FononTech

The rapidly shrinking size of components in consumer electronics makes it increasingly difficult to manufacture connections between them. This is the domain of ‘advanced packaging’: connecting chips in a 3D structure at micrometre scale. At Holst Centre, TNO has developed a revolutionary method to do just that at super-high speed. International manufacturers are already lining up to take advantage of this development.

fonontech

Huge global market

The invention, which has been called Impulse Printing™, will be marketed from 2023 by the spin-off FononTech. And that global market is huge and continues to grow. The spin-off estimates that it will double to 65 billion US dollars over the next 5 years. FononTech’s ambition is to become a global leader in microelectronics assembly.

Highly complex super-small structures

Back in 2010, TNO worked with partners at Holst Centre to develop a technology for printing microelectronics. Laser Induced Forward Transfer (LIFT) enabled laser-controlled deposition of both solid and liquid materials on any substrate. Through various intermediate steps, the technology has now advanced from light particles (photons) to the application of heat conduction (phonons). Impulse Printing™ is a method for printing highly complex and super-small structures to package chips even more efficiently.

High volumes

FononTech expects this technology to be essential for making electronic products in the near future and to become an indispensable part of the production process. The ‘packaging’ of chips is currently done in a traditional way for bulk electronics. Further miniaturisation and integrated electronics require better performance and greater functionality.
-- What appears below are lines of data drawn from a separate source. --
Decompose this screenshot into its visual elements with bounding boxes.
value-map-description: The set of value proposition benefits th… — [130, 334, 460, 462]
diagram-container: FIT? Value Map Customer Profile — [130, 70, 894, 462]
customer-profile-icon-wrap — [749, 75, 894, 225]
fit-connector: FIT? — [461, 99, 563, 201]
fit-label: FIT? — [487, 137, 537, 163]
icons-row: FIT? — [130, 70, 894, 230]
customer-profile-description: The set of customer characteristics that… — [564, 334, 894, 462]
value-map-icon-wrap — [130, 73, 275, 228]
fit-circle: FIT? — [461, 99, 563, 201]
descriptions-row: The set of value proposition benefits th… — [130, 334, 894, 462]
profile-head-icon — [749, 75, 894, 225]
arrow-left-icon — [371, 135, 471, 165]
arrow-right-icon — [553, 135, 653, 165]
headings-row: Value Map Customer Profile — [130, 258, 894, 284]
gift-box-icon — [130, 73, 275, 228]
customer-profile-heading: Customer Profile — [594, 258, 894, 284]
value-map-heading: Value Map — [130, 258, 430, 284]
Impulse Printing™ is the appropriate technology to assemble all these joints in 3D on a minute surface, as it also allows unprecedented speeds and therefore very high volumes. This also explains the interest shown by OSAT (outsourced semiconductor assembly and test) companies, which can use it to reach much higher production speeds.

Ecological footprint 1.000 times smaller

The machine that FononTech is building is an industrial printer with wafers that can use all common inks and make prints on an area of 128 by 128 millimetres. The circuit boards can be used more than 1,000 times. Because they work on the basis of additive manufacturing, there is hardly any material waste. This reduces the impact of Impulse Printing™ on the environment by a factor of 1,000.